Die Aussagen zum Wachstum und zu den Banken hingegen sind grob fachlich falsch. Für Banken benutze ich immer das Bild des Wegelagerers (freundlicher: Zöllner). Wie ein Wegelagerer (Zöllner) schafft eine Bank selbst nichts. Stattdessen holt sie sich ihren Anteil von Dritten, die die Bank brauchen, um wirtschaftliche Transaktionen abzuwickeln, z.B. ein Auto auf Pump kaufen. Niemand käme auf die Idee, dass ein boomender Wegelagerer-Sektor gut für eine Volkswirtschaft ist. Nur McKinsey im Jahr 2008 (in der Finanzkrise), das hier nicht nur Marketing für die eigene Beratungskompetenz macht, sondern auch für die wohlfeinen Kunden im Bankensektor.

Auch die Notwendigkeit mit 3% zu wachsen sehe ich nicht. Dieses Land ist nicht arm und wenn wir unseren Wohlstand halten, dann ist eigentlich schon viel gewonnen. Es kommt auf die Verteilung an und die driftet immer mehr auseinander und darunter leidet die Mittelschicht.
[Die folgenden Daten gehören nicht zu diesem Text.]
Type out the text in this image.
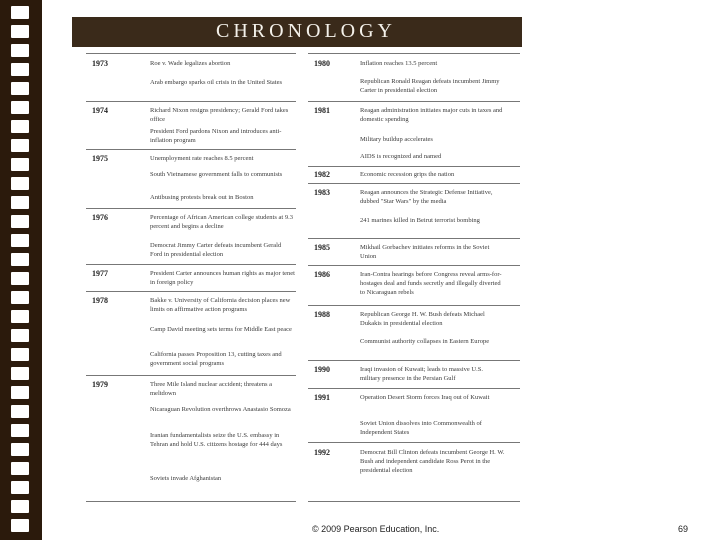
CHRONOLOGY
1973	Roe v. Wade legalizes abortion
Arab embargo sparks oil crisis in the United States
1974	Richard Nixon resigns presidency; Gerald Ford takes office
President Ford pardons Nixon and introduces anti-inflation program
1975	Unemployment rate reaches 8.5 percent
South Vietnamese government falls to communists
Antibusing protests break out in Boston
1976	Percentage of African American college students at 9.3 percent and begins a decline
Democrat Jimmy Carter defeats incumbent Gerald Ford in presidential election
1977	President Carter announces human rights as major tenet in foreign policy
1978	Bakke v. University of California decision places new limits on affirmative action programs
Camp David meeting sets terms for Middle East peace
California passes Proposition 13, cutting taxes and government social programs
1979	Three Mile Island nuclear accident; threatens a meltdown
Nicaraguan Revolution overthrows Anastasio Somoza
Iranian fundamentalists seize the U.S. embassy in Tehran and hold U.S. citizens hostage for 444 days
Soviets invade Afghanistan
1980	Inflation reaches 13.5 percent
Republican Ronald Reagan defeats incumbent Jimmy Carter in presidential election
1981	Reagan administration initiates major cuts in taxes and domestic spending
Military buildup accelerates
AIDS is recognized and named
1982	Economic recession grips the nation
1983	Reagan announces the Strategic Defense Initiative, dubbed "Star Wars" by the media
241 marines killed in Beirut terrorist bombing
1985	Mikhail Gorbachev initiates reforms in the Soviet Union
1986	Iran-Contra hearings before Congress reveal arms-for-hostages deal and funds secretly and illegally diverted to Nicaraguan rebels
1988	Republican George H. W. Bush defeats Michael Dukakis in presidential election
Communist authority collapses in Eastern Europe
1990	Iraqi invasion of Kuwait; leads to massive U.S. military presence in the Persian Gulf
1991	Operation Desert Storm forces Iraq out of Kuwait
Soviet Union dissolves into Commonwealth of Independent States
1992	Democrat Bill Clinton defeats incumbent George H. W. Bush and independent candidate Ross Perot in the presidential election
© 2009 Pearson Education, Inc.	69
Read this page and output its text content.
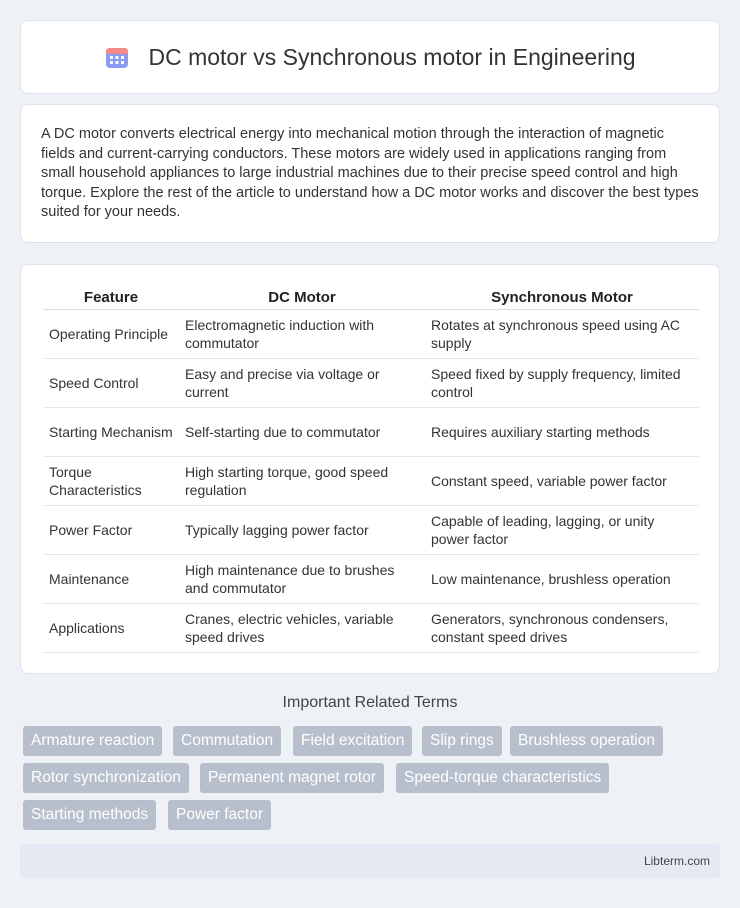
DC motor vs Synchronous motor in Engineering

A DC motor converts electrical energy into mechanical motion through the interaction of magnetic fields and current-carrying conductors. These motors are widely used in applications ranging from small household appliances to large industrial machines due to their precise speed control and high torque. Explore the rest of the article to understand how a DC motor works and discover the best types suited for your needs.

Feature	DC Motor	Synchronous Motor
Operating Principle	Electromagnetic induction with commutator	Rotates at synchronous speed using AC supply
Speed Control	Easy and precise via voltage or current	Speed fixed by supply frequency, limited control
Starting Mechanism	Self-starting due to commutator	Requires auxiliary starting methods
Torque Characteristics	High starting torque, good speed regulation	Constant speed, variable power factor
Power Factor	Typically lagging power factor	Capable of leading, lagging, or unity power factor
Maintenance	High maintenance due to brushes and commutator	Low maintenance, brushless operation
Applications	Cranes, electric vehicles, variable speed drives	Generators, synchronous condensers, constant speed drives
Important Related Terms
Armature reaction	Commutation	Field excitation	Slip rings	Brushless operation
Rotor synchronization	Permanent magnet rotor	Speed-torque characteristics
Starting methods	Power factor
Libterm.com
Das es anders geht, siehe Schweden.

Statt ihre exorbitanten Tagessätze mit Pseudo-Einsparungen beim Fußvolk einer Firma (der Mittelschicht) zu rechtfertigen, könnte McKinsey die Schere beim Wasserkopf in der Unternehmensführung ansetzen. Die Unternehmsführung zählt aber zur Kundschaft und siehe oben: Der Kunde ist König.

Kleine Pointe zum Schluß: Bei McKinsey laufen solche Marketing-Arbeiten unter sozialem Engagement. Man arbeitet pro bono, ohne Tagessätze. Immerhin hat niemand für den Mist bezahlt.